新たなリベンジ退職
2025年09月20日
編集人がこの「リベンジ退職」という内容をこのコラムで取り上げた理由は、20年以上前に人事管掌役員であった頃ある2名の従業員が猛烈な勢いで編集人に詰め寄ってきたことにあります。その不満内容は編集人の前任者が解決を先延ばしにしていたことに起因しており、組織の構造的課題が表面化したに過ぎないと思っています。その後人事評価制度の刷新なども行い、その問題は結果として当該従業員の退職により終了したのですが、今にして思えば当該従業員はストレス等によるメンタル不調を起こしていたのでしょう。しかしどのような理由があったにせよ、一方的な主張は正しい解決方法だとは思いません。
近年退職代行会社に依頼する方も非常に増えているようですが、企業側が代行会社の電話を受けなければそれ以上の行為は代行会社ではできないのが現実です。最も有効な解決方法として労働基準監督署に証拠(メモでも有効です)を提出する方法もありますが、安易に代行会社を使って現実逃避してしまえばその後の再就職にも影響することは良く知られています。急激に職場環境が変化している現在では、企業側の対策が追い付いていない企業ほど退職者が増えるのだと考えています。その観点ではいくら中途採用を含む新規入社者を人数で評価しても、人事管掌者の本気度次第では退職者が増える傾向に歯止めはかからないと感じています。

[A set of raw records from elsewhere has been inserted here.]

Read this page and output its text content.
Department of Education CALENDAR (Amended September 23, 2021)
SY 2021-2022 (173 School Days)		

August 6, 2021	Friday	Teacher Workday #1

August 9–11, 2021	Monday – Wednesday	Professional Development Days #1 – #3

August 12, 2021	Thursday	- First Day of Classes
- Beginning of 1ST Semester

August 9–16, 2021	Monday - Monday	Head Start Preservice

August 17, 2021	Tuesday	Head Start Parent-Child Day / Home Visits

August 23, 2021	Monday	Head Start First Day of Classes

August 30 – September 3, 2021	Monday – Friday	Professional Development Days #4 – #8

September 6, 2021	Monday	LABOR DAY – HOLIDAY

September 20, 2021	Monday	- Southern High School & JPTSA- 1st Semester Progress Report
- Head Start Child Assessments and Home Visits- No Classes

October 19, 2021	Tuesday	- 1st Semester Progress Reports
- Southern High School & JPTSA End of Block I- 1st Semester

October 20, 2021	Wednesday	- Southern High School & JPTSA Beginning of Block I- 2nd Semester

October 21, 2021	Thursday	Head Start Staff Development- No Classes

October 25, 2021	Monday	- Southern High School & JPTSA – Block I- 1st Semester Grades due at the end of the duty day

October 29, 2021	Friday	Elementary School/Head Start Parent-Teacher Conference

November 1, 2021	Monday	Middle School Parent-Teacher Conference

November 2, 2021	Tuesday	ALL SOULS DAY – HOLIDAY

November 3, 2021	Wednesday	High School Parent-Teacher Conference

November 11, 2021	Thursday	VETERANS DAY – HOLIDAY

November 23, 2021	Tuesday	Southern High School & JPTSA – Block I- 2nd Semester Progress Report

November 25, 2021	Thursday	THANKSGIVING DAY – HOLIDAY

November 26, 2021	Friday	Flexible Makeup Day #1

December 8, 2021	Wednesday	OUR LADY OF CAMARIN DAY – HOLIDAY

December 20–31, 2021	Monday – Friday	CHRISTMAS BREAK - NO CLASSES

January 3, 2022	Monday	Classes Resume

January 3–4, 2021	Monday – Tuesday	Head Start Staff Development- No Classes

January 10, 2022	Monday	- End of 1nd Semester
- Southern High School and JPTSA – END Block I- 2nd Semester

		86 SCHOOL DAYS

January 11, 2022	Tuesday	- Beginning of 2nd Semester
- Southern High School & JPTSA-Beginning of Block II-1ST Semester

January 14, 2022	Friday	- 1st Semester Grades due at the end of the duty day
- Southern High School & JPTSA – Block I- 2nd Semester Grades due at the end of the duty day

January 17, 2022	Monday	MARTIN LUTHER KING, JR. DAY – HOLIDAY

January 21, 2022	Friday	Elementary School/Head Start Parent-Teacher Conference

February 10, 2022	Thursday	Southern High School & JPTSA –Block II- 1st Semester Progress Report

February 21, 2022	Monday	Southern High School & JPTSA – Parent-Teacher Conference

さらに退職者の傾向を見ると、一般的には期待やコミュニケーションと現実とのギャップ、人事評価制度に対する不満解消、キャリア形成への不安などが挙げられます。その中でも最も重要なのは昭和的要素かも知れませんが、「誰かが自分のことを見ていてくれる」という安心感(心理的安全性)だと編集人は思っています。実際に新卒市場は売り手市場とされていますが、第一希望企業に入社できる方は全体から見れば少数派であり、そのそもミスマッチからスタートしている以上いずれ退職問題が顕在化して来ることは防げません。そのように考えると成果物を定量だけでなく定性評価もする必要性があるのだと感じます。